Eternel débat entre la super-structure et la verticalisation des compétences qui, chez nous, a tendance à s’accompagner d’une distribution géographique.

L’idée que défend par exemple Frédéric Jourdain est de voir se constituer un pôle qui financerait l’innovation technologique sans saupoudrage. Un pôle qui “opérerait un peu à la manière d’un pôle de compétitivité, mais qui serait positionné sur l’IT et les contenus numériques.”

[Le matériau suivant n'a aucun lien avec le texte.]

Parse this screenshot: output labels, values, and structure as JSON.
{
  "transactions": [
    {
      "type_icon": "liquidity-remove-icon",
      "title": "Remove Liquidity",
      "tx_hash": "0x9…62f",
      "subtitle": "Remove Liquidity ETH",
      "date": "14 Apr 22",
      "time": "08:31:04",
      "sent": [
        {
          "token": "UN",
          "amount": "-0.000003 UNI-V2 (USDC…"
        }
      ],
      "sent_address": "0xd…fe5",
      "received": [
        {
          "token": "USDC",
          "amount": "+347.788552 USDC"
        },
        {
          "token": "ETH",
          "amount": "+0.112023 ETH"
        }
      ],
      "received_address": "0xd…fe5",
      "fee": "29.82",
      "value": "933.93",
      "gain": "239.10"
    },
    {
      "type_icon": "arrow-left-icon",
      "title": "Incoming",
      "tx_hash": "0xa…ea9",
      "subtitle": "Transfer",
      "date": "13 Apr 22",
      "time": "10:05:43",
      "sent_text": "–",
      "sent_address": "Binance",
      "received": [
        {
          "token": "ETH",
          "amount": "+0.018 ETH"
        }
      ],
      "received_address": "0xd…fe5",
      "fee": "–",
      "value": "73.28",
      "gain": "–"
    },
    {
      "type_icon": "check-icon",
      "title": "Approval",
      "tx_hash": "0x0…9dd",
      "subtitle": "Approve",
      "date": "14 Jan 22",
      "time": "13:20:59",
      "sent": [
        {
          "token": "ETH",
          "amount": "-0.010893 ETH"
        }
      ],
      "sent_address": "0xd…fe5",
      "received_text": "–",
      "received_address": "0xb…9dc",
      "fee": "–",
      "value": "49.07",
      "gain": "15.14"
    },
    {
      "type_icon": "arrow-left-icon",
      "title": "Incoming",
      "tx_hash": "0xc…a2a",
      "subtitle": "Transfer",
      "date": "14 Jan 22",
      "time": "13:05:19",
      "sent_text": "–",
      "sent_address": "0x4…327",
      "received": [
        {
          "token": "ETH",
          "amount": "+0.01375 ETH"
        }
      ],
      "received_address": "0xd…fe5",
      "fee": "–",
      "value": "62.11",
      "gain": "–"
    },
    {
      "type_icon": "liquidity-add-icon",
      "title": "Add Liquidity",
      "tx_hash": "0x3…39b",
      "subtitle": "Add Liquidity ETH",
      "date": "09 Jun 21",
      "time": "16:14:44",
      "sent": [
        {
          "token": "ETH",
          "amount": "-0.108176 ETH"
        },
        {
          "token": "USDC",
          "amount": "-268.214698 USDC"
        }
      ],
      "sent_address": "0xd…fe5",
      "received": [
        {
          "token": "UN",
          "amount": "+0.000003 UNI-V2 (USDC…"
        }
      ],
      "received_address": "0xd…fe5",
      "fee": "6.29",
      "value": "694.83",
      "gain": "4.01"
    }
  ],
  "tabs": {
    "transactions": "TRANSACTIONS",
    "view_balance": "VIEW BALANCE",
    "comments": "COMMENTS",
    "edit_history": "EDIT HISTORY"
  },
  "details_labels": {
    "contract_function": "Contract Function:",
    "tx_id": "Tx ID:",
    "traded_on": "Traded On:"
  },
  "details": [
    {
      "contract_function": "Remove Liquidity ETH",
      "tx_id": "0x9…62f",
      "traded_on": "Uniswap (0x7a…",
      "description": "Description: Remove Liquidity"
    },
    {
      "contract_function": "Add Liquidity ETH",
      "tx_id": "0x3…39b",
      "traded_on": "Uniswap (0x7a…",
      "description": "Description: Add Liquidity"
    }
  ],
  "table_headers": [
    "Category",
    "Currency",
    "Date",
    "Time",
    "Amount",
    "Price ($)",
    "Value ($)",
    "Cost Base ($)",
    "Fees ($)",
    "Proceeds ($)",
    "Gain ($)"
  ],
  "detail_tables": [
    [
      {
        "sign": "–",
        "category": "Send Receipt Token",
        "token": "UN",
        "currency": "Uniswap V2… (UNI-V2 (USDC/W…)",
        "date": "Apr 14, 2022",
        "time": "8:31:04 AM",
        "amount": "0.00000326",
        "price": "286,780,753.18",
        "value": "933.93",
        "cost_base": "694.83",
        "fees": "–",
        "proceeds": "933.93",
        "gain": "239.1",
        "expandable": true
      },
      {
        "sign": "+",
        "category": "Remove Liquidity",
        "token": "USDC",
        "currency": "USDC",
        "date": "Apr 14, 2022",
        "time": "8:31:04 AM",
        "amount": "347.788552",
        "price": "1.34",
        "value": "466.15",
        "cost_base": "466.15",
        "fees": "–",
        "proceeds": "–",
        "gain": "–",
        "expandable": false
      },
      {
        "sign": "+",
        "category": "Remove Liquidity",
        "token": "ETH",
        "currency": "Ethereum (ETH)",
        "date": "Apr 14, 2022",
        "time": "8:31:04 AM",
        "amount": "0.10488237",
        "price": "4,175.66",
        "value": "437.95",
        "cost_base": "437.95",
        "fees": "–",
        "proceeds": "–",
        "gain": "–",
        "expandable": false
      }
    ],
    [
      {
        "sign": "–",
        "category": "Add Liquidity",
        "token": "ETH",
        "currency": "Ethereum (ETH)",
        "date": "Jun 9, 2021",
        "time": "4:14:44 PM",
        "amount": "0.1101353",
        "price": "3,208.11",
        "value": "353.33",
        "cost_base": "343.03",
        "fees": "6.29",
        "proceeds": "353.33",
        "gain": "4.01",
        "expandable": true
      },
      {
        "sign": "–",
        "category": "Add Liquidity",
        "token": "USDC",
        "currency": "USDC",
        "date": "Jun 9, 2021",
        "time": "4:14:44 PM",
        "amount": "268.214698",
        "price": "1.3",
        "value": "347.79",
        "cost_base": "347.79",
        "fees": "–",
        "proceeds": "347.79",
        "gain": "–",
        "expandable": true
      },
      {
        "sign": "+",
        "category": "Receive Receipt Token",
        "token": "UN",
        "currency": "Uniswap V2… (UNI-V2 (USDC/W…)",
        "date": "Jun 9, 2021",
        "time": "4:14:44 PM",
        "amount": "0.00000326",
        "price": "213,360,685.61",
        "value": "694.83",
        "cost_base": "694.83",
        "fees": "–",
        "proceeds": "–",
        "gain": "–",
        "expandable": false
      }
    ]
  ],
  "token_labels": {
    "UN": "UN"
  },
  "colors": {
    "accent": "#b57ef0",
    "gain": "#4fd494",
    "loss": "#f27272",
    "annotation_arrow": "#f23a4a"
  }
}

Dans ce même état d’esprit, Agoria Wallonie se prononçait récemment en faveur d’une meilleure coordination du financement de la recherche: “[La création de] Waltech doit aller de pair avec la réforme du financement de la recherche en Wallonie. Ce point n’est malheureusement pas abordé [par la décision récente du gouvernement]. Dans un souci de simplification et d’efficacité, Agoria, avec le monde patronal wallon, estime qu’il est nécessaire transférer les différents “guichets” existants (DGO6, DGO4, DGO3, fonds structurels, Welbio et les différents guichets “Innovation” tels que Novalia, prototypage “Creative Wallonia”, et chèques technologiques) vers une agence unique de financement, destinée à la fois aux entreprises et aux centres de recherches

La meilleure orchestration dans la gestion et la répartition des moyens passe nécessairement par l’identification conjointe, coordonnée, des priorités. C’est à cela que doit notamment servir la cartographie des ressources et besoins sur laquelle planchent encore actuellement l’AWT et Agoria. Objectif: identifier des “pépites”, porteuses de perspectives de développement économique (e-santé, formation, e-gouvernement, …), positionnées dans des secteurs et technologies prometteuses et différenciatrices. “Il faut se concentrer sur le soutien de ces entreprises spécifiques afin d’arriver à quelque chose de plus cohérent et de plus efficace”, défend Frédéric Jourdain.